The EASIEST homemade yogurt recipe using a slow cooker. Making yogurt & homemade greek yogurt has never been easier with your Crockpot!
(Friends: The links in this post are affiliate links. Countess of Low Carb & her furbabies will be compensated when you make a purchase by clicking through the links. Read our disclosure policy here.)
Homemade Yogurt – Ingedients:
- Slow cooker
- 1/2 gallon of whole milk
- 1/2 cup of plain yogurt. Make sure there are live cultures like l. bulgaricus and s. thermophilus. I used Greek Yogurt Plain. You CANNOT use flavored yogurt.
- Food thermometer
- Coffee filters or cheese cloth
- Optional – mini Mason Jars
Timeline For Easy Yogurt Recipe:
- 2-3pm: start time
- 6:30-8:30pm(ish) pm: Put your yogurt in a blankie to tuck in for the night.

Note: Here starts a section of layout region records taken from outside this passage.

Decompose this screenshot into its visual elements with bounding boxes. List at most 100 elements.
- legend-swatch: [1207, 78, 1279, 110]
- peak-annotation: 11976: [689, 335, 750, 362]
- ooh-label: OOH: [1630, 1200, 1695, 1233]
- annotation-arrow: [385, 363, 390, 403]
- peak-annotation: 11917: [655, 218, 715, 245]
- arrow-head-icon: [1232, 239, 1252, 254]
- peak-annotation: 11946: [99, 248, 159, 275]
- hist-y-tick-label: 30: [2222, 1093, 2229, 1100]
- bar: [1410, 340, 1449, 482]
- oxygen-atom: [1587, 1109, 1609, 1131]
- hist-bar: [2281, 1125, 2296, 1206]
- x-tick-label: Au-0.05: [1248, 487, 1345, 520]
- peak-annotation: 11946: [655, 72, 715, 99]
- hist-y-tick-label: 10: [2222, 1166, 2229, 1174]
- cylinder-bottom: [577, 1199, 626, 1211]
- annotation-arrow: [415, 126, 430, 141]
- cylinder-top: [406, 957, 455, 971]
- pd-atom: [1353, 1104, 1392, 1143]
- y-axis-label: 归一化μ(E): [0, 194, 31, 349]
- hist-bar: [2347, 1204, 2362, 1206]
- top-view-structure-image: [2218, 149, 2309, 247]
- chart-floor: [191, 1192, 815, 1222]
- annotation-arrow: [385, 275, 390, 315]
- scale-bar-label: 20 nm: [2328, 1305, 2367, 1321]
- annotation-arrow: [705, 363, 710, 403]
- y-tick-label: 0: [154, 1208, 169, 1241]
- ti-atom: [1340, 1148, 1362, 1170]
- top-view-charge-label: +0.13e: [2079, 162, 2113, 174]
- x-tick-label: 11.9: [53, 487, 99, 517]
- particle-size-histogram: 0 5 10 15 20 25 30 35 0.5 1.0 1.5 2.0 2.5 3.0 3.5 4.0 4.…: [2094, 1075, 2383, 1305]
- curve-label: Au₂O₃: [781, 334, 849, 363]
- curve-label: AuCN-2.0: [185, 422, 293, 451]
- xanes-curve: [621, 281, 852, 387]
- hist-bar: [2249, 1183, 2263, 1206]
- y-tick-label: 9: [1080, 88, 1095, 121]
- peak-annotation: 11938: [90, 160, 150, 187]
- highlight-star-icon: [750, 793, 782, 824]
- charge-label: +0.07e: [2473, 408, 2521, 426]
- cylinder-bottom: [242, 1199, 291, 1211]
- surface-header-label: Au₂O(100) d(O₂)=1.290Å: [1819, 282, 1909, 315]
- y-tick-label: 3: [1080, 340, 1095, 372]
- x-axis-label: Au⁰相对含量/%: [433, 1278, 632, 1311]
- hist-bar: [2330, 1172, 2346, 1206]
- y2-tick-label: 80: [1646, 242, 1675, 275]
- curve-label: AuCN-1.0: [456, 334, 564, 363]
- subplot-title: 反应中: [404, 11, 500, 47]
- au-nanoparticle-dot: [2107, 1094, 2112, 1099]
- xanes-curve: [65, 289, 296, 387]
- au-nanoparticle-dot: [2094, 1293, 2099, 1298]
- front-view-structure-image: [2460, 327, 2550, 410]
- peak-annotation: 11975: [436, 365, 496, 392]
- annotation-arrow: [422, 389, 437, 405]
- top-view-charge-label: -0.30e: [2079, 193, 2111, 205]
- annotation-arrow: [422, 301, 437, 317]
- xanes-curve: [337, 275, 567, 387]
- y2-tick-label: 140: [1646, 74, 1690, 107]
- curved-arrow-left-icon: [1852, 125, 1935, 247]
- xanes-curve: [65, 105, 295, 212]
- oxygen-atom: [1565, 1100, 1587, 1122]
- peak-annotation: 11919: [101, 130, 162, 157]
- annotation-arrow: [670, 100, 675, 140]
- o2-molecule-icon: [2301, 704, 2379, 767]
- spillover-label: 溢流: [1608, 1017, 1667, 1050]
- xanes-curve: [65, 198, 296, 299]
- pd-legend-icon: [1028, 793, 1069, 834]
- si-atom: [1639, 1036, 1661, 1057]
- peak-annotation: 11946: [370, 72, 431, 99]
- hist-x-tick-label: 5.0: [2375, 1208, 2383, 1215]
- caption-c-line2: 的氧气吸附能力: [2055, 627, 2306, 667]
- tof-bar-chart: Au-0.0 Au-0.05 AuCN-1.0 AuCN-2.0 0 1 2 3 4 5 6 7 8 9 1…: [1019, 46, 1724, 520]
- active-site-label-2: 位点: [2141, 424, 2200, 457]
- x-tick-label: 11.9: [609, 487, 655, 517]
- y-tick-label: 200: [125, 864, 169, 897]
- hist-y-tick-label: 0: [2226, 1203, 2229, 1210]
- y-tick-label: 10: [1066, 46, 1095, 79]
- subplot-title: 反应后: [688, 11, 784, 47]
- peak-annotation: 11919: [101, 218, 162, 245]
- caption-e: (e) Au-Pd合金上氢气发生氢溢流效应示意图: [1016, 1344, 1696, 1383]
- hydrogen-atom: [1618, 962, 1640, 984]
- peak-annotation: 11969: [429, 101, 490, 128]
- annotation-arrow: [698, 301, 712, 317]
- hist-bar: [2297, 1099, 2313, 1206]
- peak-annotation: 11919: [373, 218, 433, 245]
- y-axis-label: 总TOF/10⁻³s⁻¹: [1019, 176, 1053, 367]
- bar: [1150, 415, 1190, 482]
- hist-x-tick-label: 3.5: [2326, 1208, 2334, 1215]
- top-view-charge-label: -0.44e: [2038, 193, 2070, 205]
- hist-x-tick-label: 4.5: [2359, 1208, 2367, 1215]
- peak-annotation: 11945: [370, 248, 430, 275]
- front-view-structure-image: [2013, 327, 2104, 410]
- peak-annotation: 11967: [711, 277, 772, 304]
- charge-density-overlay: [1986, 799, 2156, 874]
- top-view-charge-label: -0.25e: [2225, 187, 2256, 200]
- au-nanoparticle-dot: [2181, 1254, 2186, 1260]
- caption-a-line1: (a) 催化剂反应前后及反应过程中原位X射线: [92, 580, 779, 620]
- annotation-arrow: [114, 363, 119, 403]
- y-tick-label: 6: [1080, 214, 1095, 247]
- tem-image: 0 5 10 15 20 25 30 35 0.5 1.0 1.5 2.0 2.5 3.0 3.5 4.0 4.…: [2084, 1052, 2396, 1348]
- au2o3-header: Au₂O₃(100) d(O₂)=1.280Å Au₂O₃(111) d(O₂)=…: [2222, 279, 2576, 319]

- 4:30-8:30(ish) am: Strain your yogurt
- 1pm: EAT freakin’ yogurt!
I would recommend starting your yogurt at 2-3pm. You can let your yogurt sit overnight around
Add 1/2 gallon of whole milk to large slow cooker and put the lid on the slow cooker. Turn heat to high for 2.5 hours.
Use your Food thermometer and make sure to get temperature of the milk to 180 degrees F.
Once at 180 degrees, turn off any heat and unplug your slow cooker to let the milk sit. After getting to 180 degrees, leave the slow cooker’s lid on. Let the slow cooker milk mixture cool for another 2-3 hours with the lid on.
You will then want to get your milk to 110 degrees F.
Once the milk gets to 110 degrees F, add the plain yogurt with active cultures to your slow cooker.
Mix the milk and yogurt mixture with left to right motions with your spoon.
Close with the slow cooker lid with the milk and yogurt mixture.
Wrap your slow cooker in a blanket or with thick towels. This piggy will to the market and go weee-weeee-weeee all the way home for yogurt. Wait for 10-12 hours.
Line two colanders with Coffee filters or cheese cloth. Two colanders with Coffee filters or cheese cloth in between will result in thicker yogurt.
Then add yogurt mixture to top colander.
You are trying to separate whey from yogurt mixure. The more separation, the thicker the yogurt = Greek Yogurt.
Put the yogurt and colanders in the fridge covered with foil or saran wrap for 4-5 hours.
You will get 4 cups of whey and 3.5-4 cups of Greek Yogurt.
Save your whey for soups! We used our whey for keto chili and it was delicious!
Store yogurt in fridge in air tight container for up to 2 weeks.